Ranger/Gunslinger (Pathfinder) - This guy is a big game hunter. He comes complete with an elephant gun, plenty of ammo, a 1/2ling assistant (via leadership feat) & is often found in the wilds of Varisia on Safari. His goal: bag a sphinx.
* Garth, poor Garth.... He's a 1980s redbox basic edition 1/2ling (translates as "fighter with smaller HD & lv cap".). His claim to fame? Well, he doesn't have a negative modifier to his con..... And he's somehow still alive.
Other than that? Yeah, he's pretty special with negative mods on 5/6 ability scores.
* Uno - My very 1st D&D character. He started off as an '80s era Basic edition 1/2ling. So essentially a fighter - though his inspiration was Bilbo. But he's been remade as a rogue type in every edition save 4e, including via house rules in Basic.

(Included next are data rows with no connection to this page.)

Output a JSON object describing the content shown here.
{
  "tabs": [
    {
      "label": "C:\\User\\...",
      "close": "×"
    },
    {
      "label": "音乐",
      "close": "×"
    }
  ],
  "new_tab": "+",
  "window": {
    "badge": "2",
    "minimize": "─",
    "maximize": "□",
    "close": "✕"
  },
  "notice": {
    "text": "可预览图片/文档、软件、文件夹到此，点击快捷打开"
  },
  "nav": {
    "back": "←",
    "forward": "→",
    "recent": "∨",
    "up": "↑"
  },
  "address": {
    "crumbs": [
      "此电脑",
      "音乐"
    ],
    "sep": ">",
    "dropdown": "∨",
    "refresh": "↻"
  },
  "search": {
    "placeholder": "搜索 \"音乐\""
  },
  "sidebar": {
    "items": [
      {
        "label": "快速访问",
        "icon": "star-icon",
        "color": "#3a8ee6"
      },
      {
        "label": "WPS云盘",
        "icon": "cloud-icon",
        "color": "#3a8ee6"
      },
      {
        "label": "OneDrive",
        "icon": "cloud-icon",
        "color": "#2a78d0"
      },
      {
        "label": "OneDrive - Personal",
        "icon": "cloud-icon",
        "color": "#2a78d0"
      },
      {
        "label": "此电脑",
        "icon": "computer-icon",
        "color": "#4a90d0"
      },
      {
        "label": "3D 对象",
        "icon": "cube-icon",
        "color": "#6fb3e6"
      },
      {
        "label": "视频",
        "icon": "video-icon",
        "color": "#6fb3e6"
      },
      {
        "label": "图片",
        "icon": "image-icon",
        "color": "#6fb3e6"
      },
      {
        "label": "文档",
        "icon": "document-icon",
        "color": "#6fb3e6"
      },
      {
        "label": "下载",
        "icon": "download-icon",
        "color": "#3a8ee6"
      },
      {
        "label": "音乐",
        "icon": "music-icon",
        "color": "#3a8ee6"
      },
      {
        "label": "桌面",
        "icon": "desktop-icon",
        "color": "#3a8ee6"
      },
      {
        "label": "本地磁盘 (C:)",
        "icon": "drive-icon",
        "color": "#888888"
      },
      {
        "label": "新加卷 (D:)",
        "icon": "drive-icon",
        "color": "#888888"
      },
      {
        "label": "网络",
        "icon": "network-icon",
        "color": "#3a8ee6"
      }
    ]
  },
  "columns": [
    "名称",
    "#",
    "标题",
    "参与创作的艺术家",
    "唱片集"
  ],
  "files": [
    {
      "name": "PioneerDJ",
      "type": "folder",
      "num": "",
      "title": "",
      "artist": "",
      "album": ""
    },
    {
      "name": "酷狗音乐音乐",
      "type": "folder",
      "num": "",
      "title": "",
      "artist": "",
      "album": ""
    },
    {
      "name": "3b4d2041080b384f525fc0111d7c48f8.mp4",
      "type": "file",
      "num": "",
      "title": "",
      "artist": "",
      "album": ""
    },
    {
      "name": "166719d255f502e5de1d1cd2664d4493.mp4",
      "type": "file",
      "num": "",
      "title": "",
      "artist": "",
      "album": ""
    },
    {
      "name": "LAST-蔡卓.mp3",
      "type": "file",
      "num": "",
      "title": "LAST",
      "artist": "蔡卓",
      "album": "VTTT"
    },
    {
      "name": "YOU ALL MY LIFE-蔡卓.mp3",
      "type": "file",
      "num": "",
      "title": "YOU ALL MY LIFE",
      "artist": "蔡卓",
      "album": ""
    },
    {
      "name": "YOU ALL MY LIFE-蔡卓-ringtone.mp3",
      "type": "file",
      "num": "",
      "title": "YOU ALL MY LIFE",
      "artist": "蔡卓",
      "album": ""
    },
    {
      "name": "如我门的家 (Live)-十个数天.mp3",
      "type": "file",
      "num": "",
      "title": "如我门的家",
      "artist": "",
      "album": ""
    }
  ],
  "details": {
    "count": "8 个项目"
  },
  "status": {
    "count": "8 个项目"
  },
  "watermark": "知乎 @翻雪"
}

Somewhere along the line he definitely turned evil. If memory serves he fell victim to the altar in the Caves of Chaos.
And sometime after that he became an assassin (1st as houserules in 1e) - because he's a sneaky & now evil git + nobody would ever suspect the halfling.... (because the chart in the book tells you that there are no 1/2ling assassins :))


I am not saying no small folk or halflings but why are they so common in world-building other than because we are told they should be there?
They aren't there in worlds I build/run because I'm told they should be. They're there because as the DM I like them.
And I'm the DM, so my whim is reality.

Now if I'm a player & the DM says "There's no 1/2lings in my game"? That's cool. I've got about a million other character ideas. I'm sure I can come up with something that fits. :)
we could put something better in its place and move it to say a forgotten realms book.
1) You do know they aren't unique to the FR, right?
2) Or you could just add another page to the PHB with your "better" thing. Then you're happy & everyone else is as well.